Rich Emmings rich at nic.umass.edu
Thu Nov 17 15:09:36 EST 2005

On Thu, 17 Nov 2005, Michael.Dillon at btradianz.com wrote:

> Geotopological addressing is not a traffic engineering tool.
> It does not pretend to solve all corner cases in Internet
> operations or architecture. What it does do is allow a much
> larger number of organizations to multihome in their
> city without consuming slots in the global routing table.
> Therefore it helps you reroute traffic via Chicago and LA
> because there will be more space in the global routing table
> for those more-specifics.

Based on past events, same city homing doesn't strike me as scaleable 
anymore, in even moderate availablity environments.  Geographic 
diversification of the infrastructure seems more the trend, so one event 
(nature, man, etc) doesn't effect all.  So, say I'm homed in Boston and NYC. 
Which address space do I announce, the Boston space in NYC or the NYC space 
in Boston, or my direct assignments which are neither?

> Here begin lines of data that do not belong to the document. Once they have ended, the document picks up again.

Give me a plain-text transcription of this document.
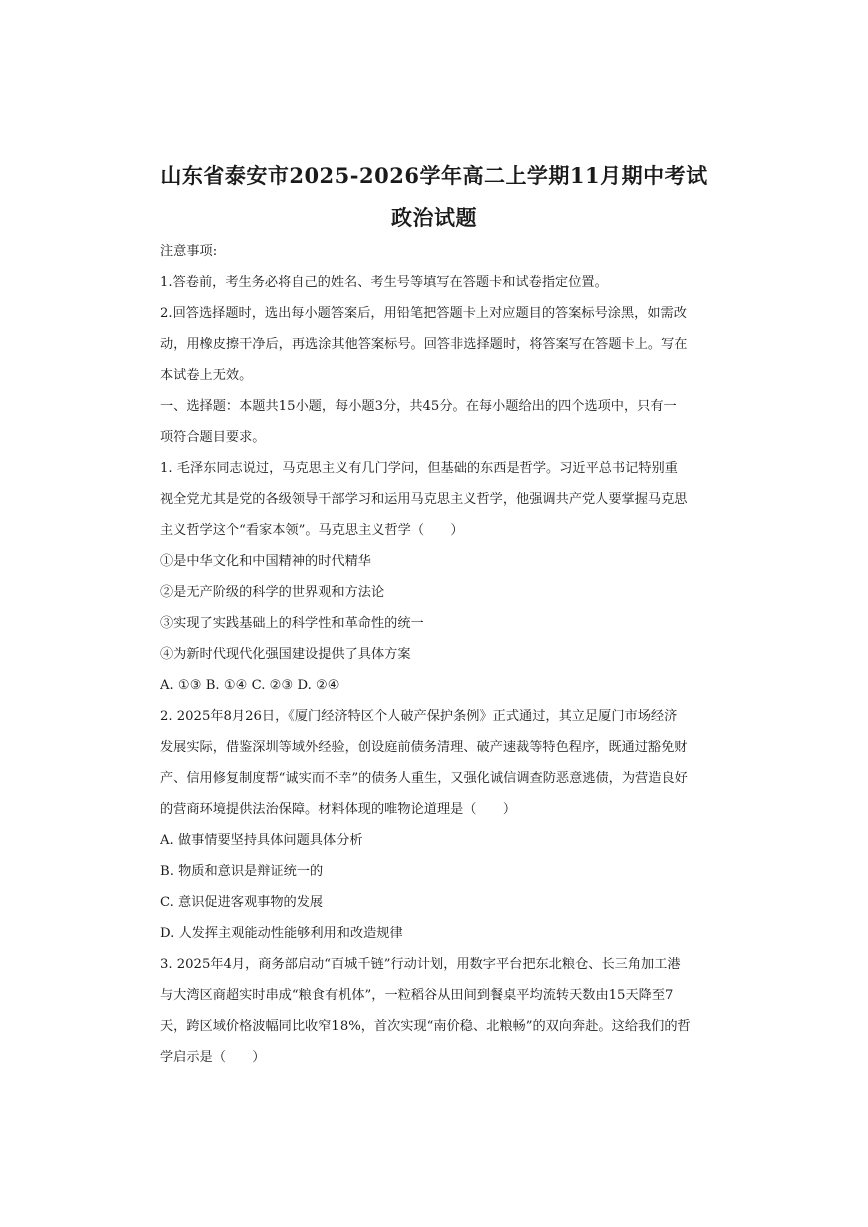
山东省泰安市2025-2026学年高二上学期11月期中考试
政治试题
注意事项:
1.答卷前，考生务必将自己的姓名、考生号等填写在答题卡和试卷指定位置。
2.回答选择题时，选出每小题答案后，用铅笔把答题卡上对应题目的答案标号涂黑，如需改
动，用橡皮擦干净后，再选涂其他答案标号。回答非选择题时，将答案写在答题卡上。写在
本试卷上无效。
一、选择题：本题共15小题，每小题3分，共45分。在每小题给出的四个选项中，只有一
项符合题目要求。
1. 毛泽东同志说过，马克思主义有几门学问，但基础的东西是哲学。习近平总书记特别重
视全党尤其是党的各级领导干部学习和运用马克思主义哲学，他强调共产党人要掌握马克思
主义哲学这个“看家本领”。马克思主义哲学（　　）
①是中华文化和中国精神的时代精华
②是无产阶级的科学的世界观和方法论
③实现了实践基础上的科学性和革命性的统一
④为新时代现代化强国建设提供了具体方案
A. ①③ B. ①④ C. ②③ D. ②④
2. 2025年8月26日，《厦门经济特区个人破产保护条例》正式通过，其立足厦门市场经济
发展实际，借鉴深圳等域外经验，创设庭前债务清理、破产速裁等特色程序，既通过豁免财
产、信用修复制度帮“诚实而不幸”的债务人重生，又强化诚信调查防恶意逃债，为营造良好
的营商环境提供法治保障。材料体现的唯物论道理是（　　）
A. 做事情要坚持具体问题具体分析
B. 物质和意识是辩证统一的
C. 意识促进客观事物的发展
D. 人发挥主观能动性能够利用和改造规律
3. 2025年4月，商务部启动“百城千链”行动计划，用数字平台把东北粮仓、长三角加工港
与大湾区商超实时串成“粮食有机体”，一粒稻谷从田间到餐桌平均流转天数由15天降至7
天，跨区域价格波幅同比收窄18%，首次实现“南价稳、北粮畅”的双向奔赴。这给我们的哲
学启示是（　　）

> This was done on purpose. The feeling was that people would make
> less dialling mistakes if the similar area codes were far apart
> geographically.

Story I had, back when dialing was done with pulses, is the areas with the 
most customers (LA, NYC, Chicago) got the codes with a low number of clicks 
(212, 213, 312) and least (Alaska, Hawaii ) got more clicks, i.e. 907, 808. 
The longer it takes to connect, the longer you tie up the operator board, so 
there was an interest in reducing that by AT&T.  (one ref: 

>> An IP address is just an address and nothing more.
> That has not been true since people began filtering on different
> prefix lengths in different address ranges. Around the time CIDR
> was invented.

No, it's still an address.  A CIDR block is a notation for a group of 
addresses related to routing traffic in a particular fashion.  I could group 
addresses together in a different way, for example, load balancing selection 
using bits from the last byte of the address.

> Geotopological addressing is not proposed as a replacement for
> the classic IPv6 address allocation plan. It is proposed as an
> additional addressing plan with different rules which runs
> alongside the classic plan and offers organizations a choice.
> In effect, it brings market principles to bear in RIR policy
> by making classic addressing compete with geotopological addressing.

I'm not sold on why is this needed, and question if it represents 
something that will move IPv6 implementation forward.